Activated factor XI (FXIa) is an important antithrombotic drug target. Clinical and pre-clinical data have demonstrated that its inhibition attenuates thrombosis with minimal risk of excessive bleeding. We isolated Fasxiator from the venom of banded krait Bungarus fasciatus and subsequently engineered Fasxiator(N17R,L19E), with improved affinity (K(i) = 0.9 nM) and selectivity towards FXIa. Here, we assess the in vivo efficacy and bleeding risk of rFasxiator(N17R, L19E) in pre-clinical animal models.

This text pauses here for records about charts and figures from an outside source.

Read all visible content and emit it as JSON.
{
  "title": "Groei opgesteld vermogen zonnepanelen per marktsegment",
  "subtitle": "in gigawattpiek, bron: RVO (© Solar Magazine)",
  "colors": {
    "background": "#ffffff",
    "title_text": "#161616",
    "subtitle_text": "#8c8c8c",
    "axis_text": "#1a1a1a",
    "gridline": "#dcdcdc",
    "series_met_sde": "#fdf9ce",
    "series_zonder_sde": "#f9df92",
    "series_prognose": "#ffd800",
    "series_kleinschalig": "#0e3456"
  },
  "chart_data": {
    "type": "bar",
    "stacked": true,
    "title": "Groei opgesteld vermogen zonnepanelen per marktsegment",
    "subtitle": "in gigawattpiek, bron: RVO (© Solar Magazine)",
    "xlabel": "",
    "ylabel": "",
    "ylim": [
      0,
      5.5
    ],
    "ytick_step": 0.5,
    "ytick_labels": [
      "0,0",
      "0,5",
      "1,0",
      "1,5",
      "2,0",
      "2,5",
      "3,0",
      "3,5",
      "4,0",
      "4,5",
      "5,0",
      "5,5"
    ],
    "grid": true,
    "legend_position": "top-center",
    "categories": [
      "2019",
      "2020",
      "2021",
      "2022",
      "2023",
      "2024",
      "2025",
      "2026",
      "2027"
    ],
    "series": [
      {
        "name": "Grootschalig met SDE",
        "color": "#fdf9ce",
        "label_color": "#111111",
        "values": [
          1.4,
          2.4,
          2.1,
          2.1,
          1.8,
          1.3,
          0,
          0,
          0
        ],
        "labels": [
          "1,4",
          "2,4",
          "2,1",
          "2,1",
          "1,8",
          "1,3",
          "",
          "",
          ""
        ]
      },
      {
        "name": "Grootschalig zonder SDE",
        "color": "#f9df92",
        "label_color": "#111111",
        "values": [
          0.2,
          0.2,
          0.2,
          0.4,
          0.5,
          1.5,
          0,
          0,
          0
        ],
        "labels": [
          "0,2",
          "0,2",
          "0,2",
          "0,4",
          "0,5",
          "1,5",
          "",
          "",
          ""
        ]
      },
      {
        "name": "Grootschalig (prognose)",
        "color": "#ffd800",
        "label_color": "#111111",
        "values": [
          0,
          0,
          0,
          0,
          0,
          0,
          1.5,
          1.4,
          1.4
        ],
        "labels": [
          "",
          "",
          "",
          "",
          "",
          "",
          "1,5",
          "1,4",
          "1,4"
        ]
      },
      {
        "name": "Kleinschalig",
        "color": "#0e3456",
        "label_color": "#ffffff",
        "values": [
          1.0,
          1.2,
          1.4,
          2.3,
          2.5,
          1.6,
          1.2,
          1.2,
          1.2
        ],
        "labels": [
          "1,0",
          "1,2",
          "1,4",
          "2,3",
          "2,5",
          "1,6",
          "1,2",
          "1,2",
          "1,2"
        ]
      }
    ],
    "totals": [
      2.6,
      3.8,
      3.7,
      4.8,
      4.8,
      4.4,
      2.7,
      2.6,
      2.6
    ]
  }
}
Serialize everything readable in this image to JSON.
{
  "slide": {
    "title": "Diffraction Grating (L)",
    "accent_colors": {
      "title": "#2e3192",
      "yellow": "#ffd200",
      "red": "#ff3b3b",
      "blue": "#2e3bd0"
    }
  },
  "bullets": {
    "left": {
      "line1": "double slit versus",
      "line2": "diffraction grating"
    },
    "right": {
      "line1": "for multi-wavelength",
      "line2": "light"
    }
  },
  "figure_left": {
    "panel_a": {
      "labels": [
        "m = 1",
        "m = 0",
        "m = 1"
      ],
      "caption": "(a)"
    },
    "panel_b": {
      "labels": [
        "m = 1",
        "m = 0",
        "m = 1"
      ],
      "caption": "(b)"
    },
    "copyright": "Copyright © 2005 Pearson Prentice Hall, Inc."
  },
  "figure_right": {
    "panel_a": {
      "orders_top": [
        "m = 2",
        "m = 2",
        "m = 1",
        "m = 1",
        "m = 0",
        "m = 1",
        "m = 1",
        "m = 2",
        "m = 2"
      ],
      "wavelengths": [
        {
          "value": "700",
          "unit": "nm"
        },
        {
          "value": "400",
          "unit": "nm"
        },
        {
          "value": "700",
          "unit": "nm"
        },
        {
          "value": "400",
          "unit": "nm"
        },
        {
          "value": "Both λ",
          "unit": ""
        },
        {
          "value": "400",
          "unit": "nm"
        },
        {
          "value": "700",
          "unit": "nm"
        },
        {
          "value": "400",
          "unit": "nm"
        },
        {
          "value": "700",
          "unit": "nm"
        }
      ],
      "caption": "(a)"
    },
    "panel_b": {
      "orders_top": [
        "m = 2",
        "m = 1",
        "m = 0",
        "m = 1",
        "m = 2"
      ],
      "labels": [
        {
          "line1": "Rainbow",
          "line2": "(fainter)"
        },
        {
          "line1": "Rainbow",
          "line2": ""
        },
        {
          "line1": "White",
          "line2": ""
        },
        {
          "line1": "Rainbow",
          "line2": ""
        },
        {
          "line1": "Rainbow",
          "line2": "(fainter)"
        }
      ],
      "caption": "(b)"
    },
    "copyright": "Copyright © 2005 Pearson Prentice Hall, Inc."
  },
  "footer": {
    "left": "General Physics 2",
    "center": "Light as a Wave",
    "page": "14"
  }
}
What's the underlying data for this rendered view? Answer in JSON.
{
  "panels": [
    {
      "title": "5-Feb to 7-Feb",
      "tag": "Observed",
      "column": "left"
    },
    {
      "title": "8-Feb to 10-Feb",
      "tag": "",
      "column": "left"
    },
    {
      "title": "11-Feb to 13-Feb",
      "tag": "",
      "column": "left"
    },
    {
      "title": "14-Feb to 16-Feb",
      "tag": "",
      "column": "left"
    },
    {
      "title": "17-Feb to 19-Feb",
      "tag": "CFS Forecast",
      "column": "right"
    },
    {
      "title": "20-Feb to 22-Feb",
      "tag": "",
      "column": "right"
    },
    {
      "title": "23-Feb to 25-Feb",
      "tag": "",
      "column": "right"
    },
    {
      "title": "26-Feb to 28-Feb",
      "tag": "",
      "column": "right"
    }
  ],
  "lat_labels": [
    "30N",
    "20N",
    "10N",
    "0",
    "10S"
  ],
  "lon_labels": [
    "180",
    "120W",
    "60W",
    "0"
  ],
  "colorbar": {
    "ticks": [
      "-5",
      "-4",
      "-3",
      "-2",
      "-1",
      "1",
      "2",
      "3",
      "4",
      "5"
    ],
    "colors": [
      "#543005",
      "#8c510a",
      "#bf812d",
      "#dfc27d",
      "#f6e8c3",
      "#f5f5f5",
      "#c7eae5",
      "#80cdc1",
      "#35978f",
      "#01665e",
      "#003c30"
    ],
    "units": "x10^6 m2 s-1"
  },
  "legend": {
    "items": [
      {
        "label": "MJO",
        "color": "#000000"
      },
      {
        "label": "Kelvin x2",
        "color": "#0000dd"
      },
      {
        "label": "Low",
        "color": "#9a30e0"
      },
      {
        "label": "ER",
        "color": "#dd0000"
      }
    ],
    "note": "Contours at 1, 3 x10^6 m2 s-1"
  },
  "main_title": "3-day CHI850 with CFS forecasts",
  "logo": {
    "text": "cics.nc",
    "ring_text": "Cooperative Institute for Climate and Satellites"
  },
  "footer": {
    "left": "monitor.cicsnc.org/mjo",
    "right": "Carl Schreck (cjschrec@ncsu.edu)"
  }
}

Rats injected intravenously (i.v.) with bolus rFasxiator(N17R, L19E) showed the specific in vivo attenuation of the intrinsic coagulation pathway, lasting for at least 60 min. We performed the in vivo dose-ranging experiments for rFasxiator(N17R, L19E) as follows: FeCl(3)-induced carotid artery occlusion in rats (arterial thrombosis); inferior vena cava ligation in mice (venous thrombosis); tail bleeding time in both rats and mice (bleeding risk). Head-to-head comparisons were made using therapeutic dosages of unfractionated heparin (UFH) and low-molecular-weight heparin (LMWH) for arterial and venous thrombosis, respectively. In the arterial thrombosis model, 2 mg/kg i.v. rFasxiator(N17R,L19E) achieved a similar antithrombotic efficacy to that of UFH, with >3-fold lower bleeding time. In the venous thrombosis model, the 10 mg/kg subcutaneous (s.c.) injection of rFasxiator(N17R,L19E) achieved similar efficacy and bleeding levels to those of LMWH enoxaparin. Overall, rFasxiator(N17R,L19E) represents a promising molecule for the development of FXIa-targeting anticoagulants.